Fin des néonicotinoïdes : le long chemin de la lutte intégrée

Comment, depuis le retrait des néonicotinoïdes en septembre 2018, peut-on venir à bout de pucerons en utilisant leurs prédateurs ? Cette question est au cœur du projet Reguleg (2018-2020), porté par le CTIFL et soutenu par l'Agence française de la biodiversité (AFB). Ce projet a été présenté le 17 janvier au Sival1. L'affaire n'est pas simple.
Fin des néonicotinoïdes : le long chemin de la lutte intégrée

Alors que jusqu'en septembre dernier, les néonicotinoïdes constituaient la base des stratégies de protection anti-insectes, lutter contre les pucerons de l'aubergine en s'alliant avec leurs prédateurs est une alternative habile, mais elle est plus complexe qu'il n'y paraît au premier abord. En effet, pour proliférer, les prédateurs du puceron de l'aubergine doivent avoir beaucoup de pucerons à manger... Les courbes, projetées par Sébastien Picault, ingénieur de recherche et d'expérimentation au CTIFL (Centre technique interprofessionnel des fruits et légumes), le montrent : quand les populations du puceron de l'aubergine augmentent, peu de temps après les populations de ses prédateurs se mettent à croître elles aussi, parce que bien nourries. Les prédateurs finissent par éliminer le puceron de l'aubergine, mais ce phénomène n'intervient qu'une fois que les dégâts ont été occasionnés sur les plantes... L'idée du projet Reguleg est d'accroître les populations de prédateurs bien avant l'arrivée du puceron sur l'aubergine : pour cela on donne des pucerons du blé en pâture aux prédateurs.
Ces pucerons s'installent en effet sur le blé très tôt (voir encadré) et sont inoffensifs pour l'aubergine. On les laisse proliférer pour que leurs populations augmentent. Celles des prédateurs augmentent elles aussi peu après et sont alors suffisamment développées et actives au moment où les premiers pucerons de l'aubergine commencent à arriver.

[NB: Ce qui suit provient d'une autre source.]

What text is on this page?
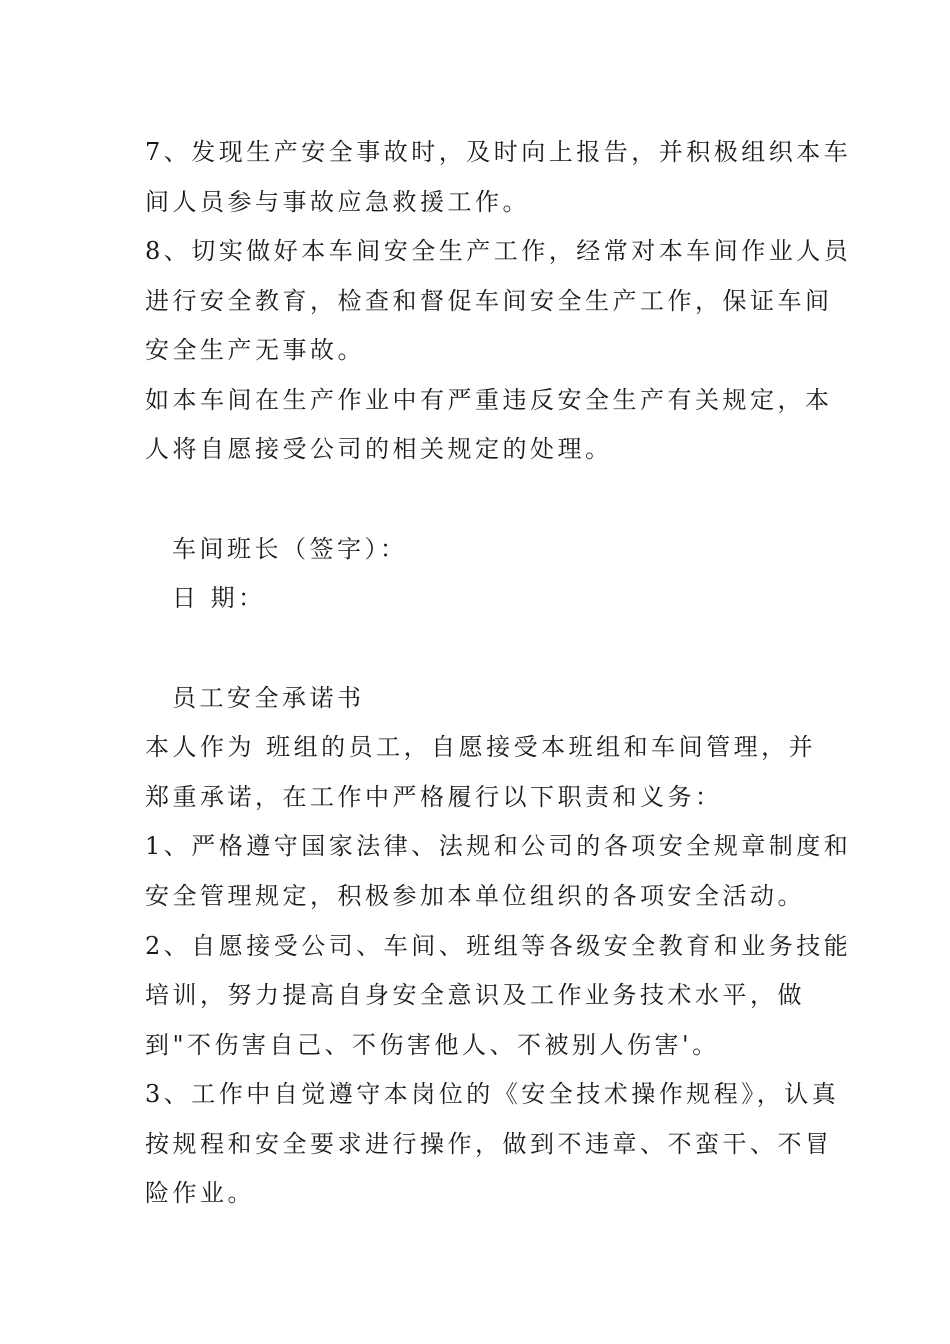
7、发现生产安全事故时，及时向上报告，并积极组织本车
间人员参与事故应急救援工作。
8、切实做好本车间安全生产工作，经常对本车间作业人员
进行安全教育，检查和督促车间安全生产工作，保证车间
安全生产无事故。
如本车间在生产作业中有严重违反安全生产有关规定，本
人将自愿接受公司的相关规定的处理。
车间班长（签字）：
日 期：
员工安全承诺书
本人作为 班组的员工，自愿接受本班组和车间管理，并
郑重承诺，在工作中严格履行以下职责和义务：
1、严格遵守国家法律、法规和公司的各项安全规章制度和
安全管理规定，积极参加本单位组织的各项安全活动。
2、自愿接受公司、车间、班组等各级安全教育和业务技能
培训，努力提高自身安全意识及工作业务技术水平，做
到"不伤害自己、不伤害他人、不被别人伤害'。
3、工作中自觉遵守本岗位的《安全技术操作规程》，认真
按规程和安全要求进行操作，做到不违章、不蛮干、不冒
险作业。
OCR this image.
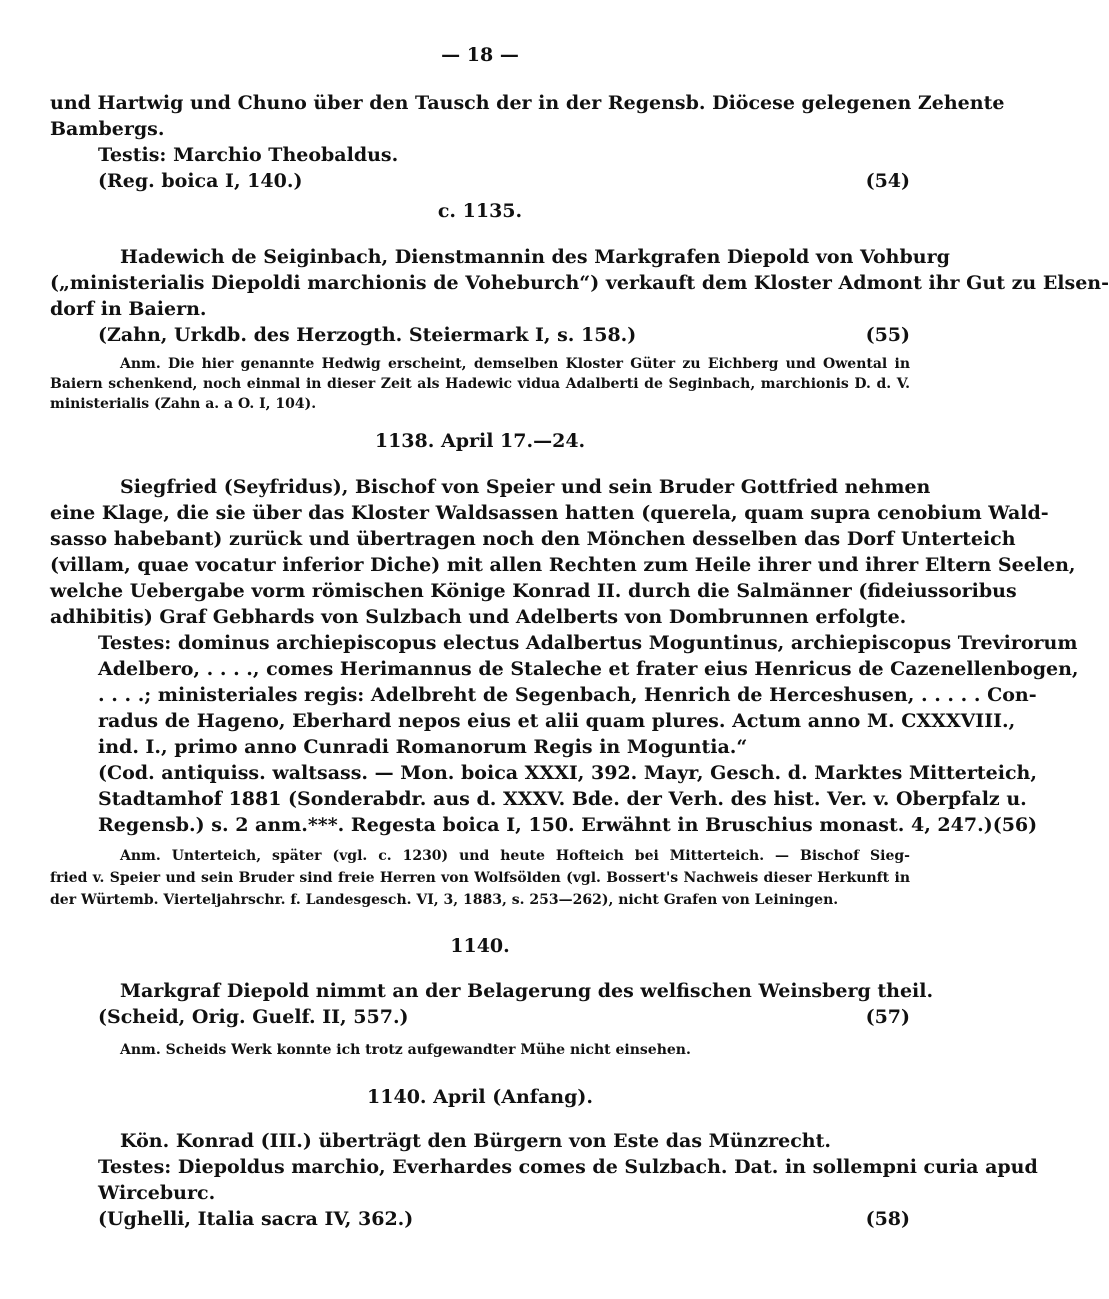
— 18 —
und Hartwig und Chuno über den Tausch der in der Regensb. Diöcese gelegenen Zehente
Bambergs.
Testis: Marchio Theobaldus.
(Reg. boica I, 140.)	(54)
c. 1135.
Hadewich de Seiginbach, Dienstmannin des Markgrafen Diepold von Vohburg
(„ministerialis Diepoldi marchionis de Voheburch“) verkauft dem Kloster Admont ihr Gut zu Elsen-
dorf in Baiern.
(Zahn, Urkdb. des Herzogth. Steiermark I, s. 158.)	(55)
Anm. Die hier genannte Hedwig erscheint, demselben Kloster Güter zu Eichberg und Owental in
Baiern schenkend, noch einmal in dieser Zeit als Hadewic vidua Adalberti de Seginbach, marchionis D. d. V.
ministerialis (Zahn a. a O. I, 104).
1138. April 17.—24.
Siegfried (Seyfridus), Bischof von Speier und sein Bruder Gottfried nehmen
eine Klage, die sie über das Kloster Waldsassen hatten (querela, quam supra cenobium Wald-
sasso habebant) zurück und übertragen noch den Mönchen desselben das Dorf Unterteich
(villam, quae vocatur inferior Diche) mit allen Rechten zum Heile ihrer und ihrer Eltern Seelen,
welche Uebergabe vorm römischen Könige Konrad II. durch die Salmänner (fideiussoribus
adhibitis) Graf Gebhards von Sulzbach und Adelberts von Dombrunnen erfolgte.
Testes: dominus archiepiscopus electus Adalbertus Moguntinus, archiepiscopus Trevirorum
Adelbero, . . . ., comes Herimannus de Staleche et frater eius Henricus de Cazenellenbogen,
. . . .; ministeriales regis: Adelbreht de Segenbach, Henrich de Herceshusen, . . . . . Con-
radus de Hageno, Eberhard nepos eius et alii quam plures. Actum anno M. CXXXVIII.,
ind. I., primo anno Cunradi Romanorum Regis in Moguntia.“
(Cod. antiquiss. waltsass. — Mon. boica XXXI, 392. Mayr, Gesch. d. Marktes Mitterteich,
Stadtamhof 1881 (Sonderabdr. aus d. XXXV. Bde. der Verh. des hist. Ver. v. Oberpfalz u.
Regensb.) s. 2 anm.***. Regesta boica I, 150. Erwähnt in Bruschius monast. 4, 247.) (56)
Anm. Unterteich, später (vgl. c. 1230) und heute Hofteich bei Mitterteich. — Bischof Sieg-
fried v. Speier und sein Bruder sind freie Herren von Wolfsölden (vgl. Bossert's Nachweis dieser Herkunft in
der Würtemb. Vierteljahrschr. f. Landesgesch. VI, 3, 1883, s. 253—262), nicht Grafen von Leiningen.
1140.
Markgraf Diepold nimmt an der Belagerung des welfischen Weinsberg theil.
(Scheid, Orig. Guelf. II, 557.)	(57)
Anm. Scheids Werk konnte ich trotz aufgewandter Mühe nicht einsehen.
1140. April (Anfang).
Kön. Konrad (III.) überträgt den Bürgern von Este das Münzrecht.
Testes: Diepoldus marchio, Everhardes comes de Sulzbach. Dat. in sollempni curia apud
Wirceburc.
(Ughelli, Italia sacra IV, 362.)	(58)
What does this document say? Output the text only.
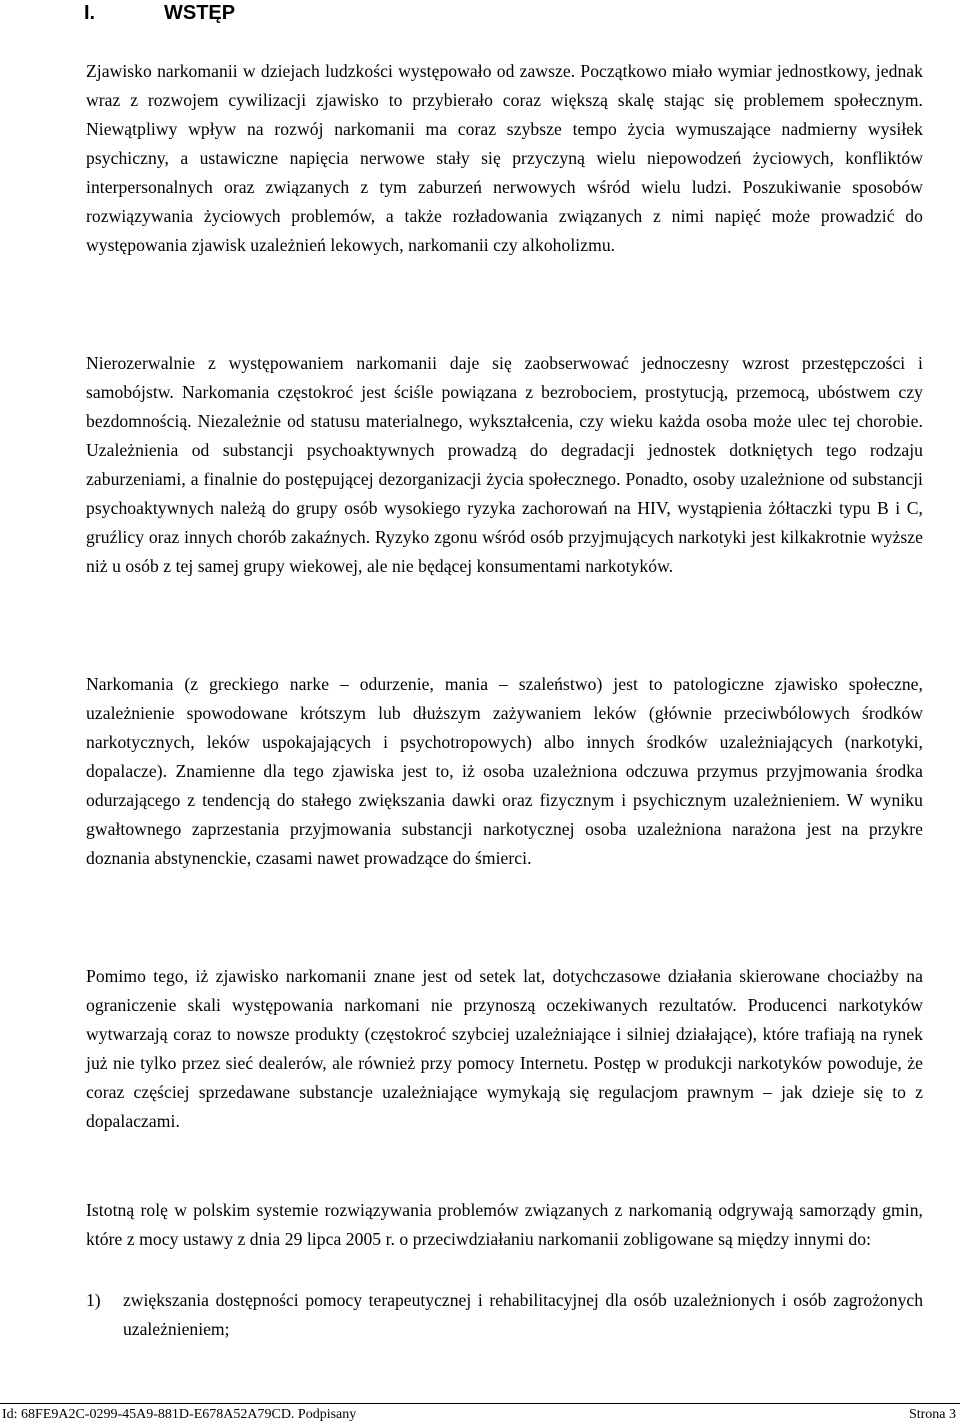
I.	WSTĘP

Zjawisko narkomanii w dziejach ludzkości występowało od zawsze. Początkowo miało wymiar jednostkowy, jednak wraz z rozwojem cywilizacji zjawisko to przybierało coraz większą skalę stając się problemem społecznym. Niewątpliwy wpływ na rozwój narkomanii ma coraz szybsze tempo życia wymuszające nadmierny wysiłek psychiczny, a ustawiczne napięcia nerwowe stały się przyczyną wielu niepowodzeń życiowych, konfliktów interpersonalnych oraz związanych z tym zaburzeń nerwowych wśród wielu ludzi. Poszukiwanie sposobów rozwiązywania życiowych problemów, a także rozładowania związanych z nimi napięć może prowadzić do występowania zjawisk uzależnień lekowych, narkomanii czy alkoholizmu.

Nierozerwalnie z występowaniem narkomanii daje się zaobserwować jednoczesny wzrost przestępczości i samobójstw. Narkomania częstokroć jest ściśle powiązana z bezrobociem, prostytucją, przemocą, ubóstwem czy bezdomnością. Niezależnie od statusu materialnego, wykształcenia, czy wieku każda osoba może ulec tej chorobie. Uzależnienia od substancji psychoaktywnych prowadzą do degradacji jednostek dotkniętych tego rodzaju zaburzeniami, a finalnie do postępującej dezorganizacji życia społecznego. Ponadto, osoby uzależnione od substancji psychoaktywnych należą do grupy osób wysokiego ryzyka zachorowań na HIV, wystąpienia żółtaczki typu B i C, gruźlicy oraz innych chorób zakaźnych. Ryzyko zgonu wśród osób przyjmujących narkotyki jest kilkakrotnie wyższe niż u osób z tej samej grupy wiekowej, ale nie będącej konsumentami narkotyków.

Narkomania (z greckiego narke – odurzenie, mania – szaleństwo) jest to patologiczne zjawisko społeczne, uzależnienie spowodowane krótszym lub dłuższym zażywaniem leków (głównie przeciwbólowych środków narkotycznych, leków uspokajających i psychotropowych) albo innych środków uzależniających (narkotyki, dopalacze). Znamienne dla tego zjawiska jest to, iż osoba uzależniona odczuwa przymus przyjmowania środka odurzającego z tendencją do stałego zwiększania dawki oraz fizycznym i psychicznym uzależnieniem. W wyniku gwałtownego zaprzestania przyjmowania substancji narkotycznej osoba uzależniona narażona jest na przykre doznania abstynenckie, czasami nawet prowadzące do śmierci.

Pomimo tego, iż zjawisko narkomanii znane jest od setek lat, dotychczasowe działania skierowane chociażby na ograniczenie skali występowania narkomani nie przynoszą oczekiwanych rezultatów. Producenci narkotyków wytwarzają coraz to nowsze produkty (częstokroć szybciej uzależniające i silniej działające), które trafiają na rynek już nie tylko przez sieć dealerów, ale również przy pomocy Internetu. Postęp w produkcji narkotyków powoduje, że coraz częściej sprzedawane substancje uzależniające wymykają się regulacjom prawnym – jak dzieje się to z dopalaczami.

Istotną rolę w polskim systemie rozwiązywania problemów związanych z narkomanią odgrywają samorządy gmin, które z mocy ustawy z dnia 29 lipca 2005 r. o przeciwdziałaniu narkomanii zobligowane są między innymi do:

1) zwiększania dostępności pomocy terapeutycznej i rehabilitacyjnej dla osób uzależnionych i osób zagrożonych uzależnieniem;
Id: 68FE9A2C-0299-45A9-881D-E678A52A79CD. Podpisany	Strona 3
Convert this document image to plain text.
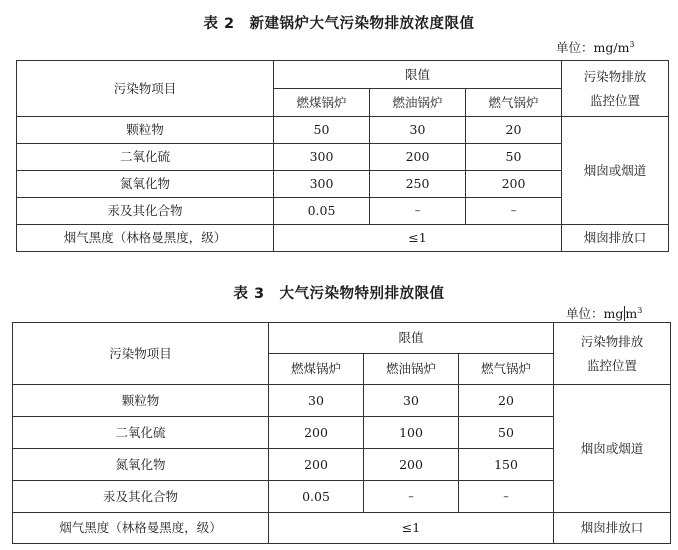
表 2　新建锅炉大气污染物排放浓度限值
单位：$mg/m^3$
污染物项目	限值			污染物排放监控位置
	燃煤锅炉	燃油锅炉	燃气锅炉	
颗粒物	50	30	20	烟囱或烟道
二氧化硫	300	200	50	
氮氧化物	300	250	200	
汞及其化合物	0.05	–	–	
烟气黑度（林格曼黑度，级）	≤1			烟囱排放口
表 3　大气污染物特别排放限值
单位：mg $m^3$
污染物项目	限值			污染物排放监控位置
	燃煤锅炉	燃油锅炉	燃气锅炉	
颗粒物	30	30	20	烟囱或烟道
二氧化硫	200	100	50	
氮氧化物	200	200	150	
汞及其化合物	0.05	–	–	
烟气黑度（林格曼黑度，级）	≤1			烟囱排放口
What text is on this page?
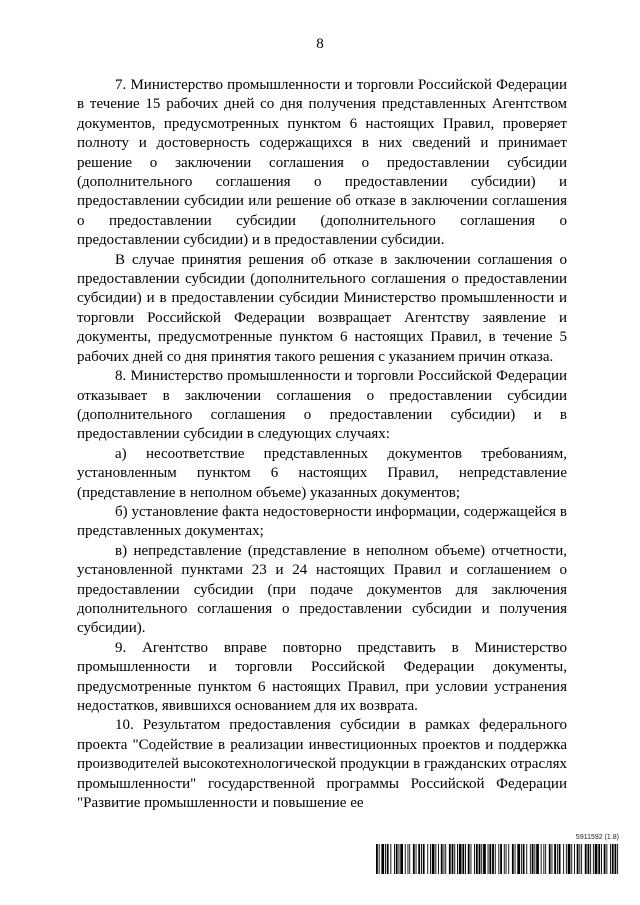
8

7. Министерство промышленности и торговли Российской Федерации в течение 15 рабочих дней со дня получения представленных Агентством документов, предусмотренных пунктом 6 настоящих Правил, проверяет полноту и достоверность содержащихся в них сведений и принимает решение о заключении соглашения о предоставлении субсидии (дополнительного соглашения о предоставлении субсидии) и предоставлении субсидии или решение об отказе в заключении соглашения о предоставлении субсидии (дополнительного соглашения о предоставлении субсидии) и в предоставлении субсидии.

В случае принятия решения об отказе в заключении соглашения о предоставлении субсидии (дополнительного соглашения о предоставлении субсидии) и в предоставлении субсидии Министерство промышленности и торговли Российской Федерации возвращает Агентству заявление и документы, предусмотренные пунктом 6 настоящих Правил, в течение 5 рабочих дней со дня принятия такого решения с указанием причин отказа.

8. Министерство промышленности и торговли Российской Федерации отказывает в заключении соглашения о предоставлении субсидии (дополнительного соглашения о предоставлении субсидии) и в предоставлении субсидии в следующих случаях:

а) несоответствие представленных документов требованиям, установленным пунктом 6 настоящих Правил, непредставление (представление в неполном объеме) указанных документов;

б) установление факта недостоверности информации, содержащейся в представленных документах;

в) непредставление (представление в неполном объеме) отчетности, установленной пунктами 23 и 24 настоящих Правил и соглашением о предоставлении субсидии (при подаче документов для заключения дополнительного соглашения о предоставлении субсидии и получения субсидии).

9. Агентство вправе повторно представить в Министерство промышленности и торговли Российской Федерации документы, предусмотренные пунктом 6 настоящих Правил, при условии устранения недостатков, явившихся основанием для их возврата.

10. Результатом предоставления субсидии в рамках федерального проекта "Содействие в реализации инвестиционных проектов и поддержка производителей высокотехнологической продукции в гражданских отраслях промышленности" государственной программы Российской Федерации "Развитие промышленности и повышение ее

5911592 (1.8)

Sébastien Picault, ingénieur de recherche et d’expérimentation au CTIFL.

Des températures trop basses peuvent paralyser la lutte biologique

« En théorie, cette stratégie est intéressante. Mais son efficacité dépend des conditions dans lesquelles elle est mise en œuvre, et en particulier des températures », a prévenu Sébastien Picault. En effet, il faut 16 degrés pour que les prédateurs se développent, alors que 12 degrés suffisent à engendrer la prolifération du puceron de l'aubergine. D'où l'utilisation, dans les prochaines expérimentations, de voiles de forçage pour élever la température. « Je ne sais pas si ça va marcher », a commenté Sébastien Picault. Les premiers résultats du projet Reguleg seront publiés en 2019, notamment lors de la visite d'essais qui sera organisée le 6 juin par le centre CTIFL de Carquefou. Le projet Reguleg a commencé en 2018 et s'arrêtera en 2020. Mené par le CTIFL, il est soutenu financièrement par l'Agence française pour la biodiversité (liée au ministère de la Transition écologique), par le Casdar (Compte d'affectation spécial pour le développement agricole et rural) et l'Ademe (Agence de l'environnement et de la maîtrise de l'énergie). 
M. N.
(1) Sival : Salon des techniques des productions végétales autres que les grandes cultures (maraîchage, arboriculture, viticulture, horticulture).

 

Plantes ressources et plantes de service 
Dans son intervention, Sébastien Picault a utilisé souvent les termes « plantes ressources et plantes de service ». Il a aussi employé le terme « plantes banques ». Les plantes ressources sont les plantes comestibles, qui servent à la consommation en alimentation (humaine ou animale) ou en chimie ou énergie. Les plantes de service sont des plantes qui rendent des services en dehors de leur fonction de ressource. Elles regroupent les « plantes banques », aussi appelées « plantes relais », qui servent à attirer les ennemis des cultures, et les plantes répulsives, qui font fuir les ravageurs (insectes, nématodes, rongeurs). Certaines plantes répulsives ont des actions antifongiques, comme l’ortie, la lavande, le thym. 

 

Maraîchage / Au Sival, un programme de suivi de bio-indicateurs pour l’augmentation de la biodiversité des sols maraîchers, intitulé Biodiv’sol, et mené par le CTIFL, a par ailleurs été présenté.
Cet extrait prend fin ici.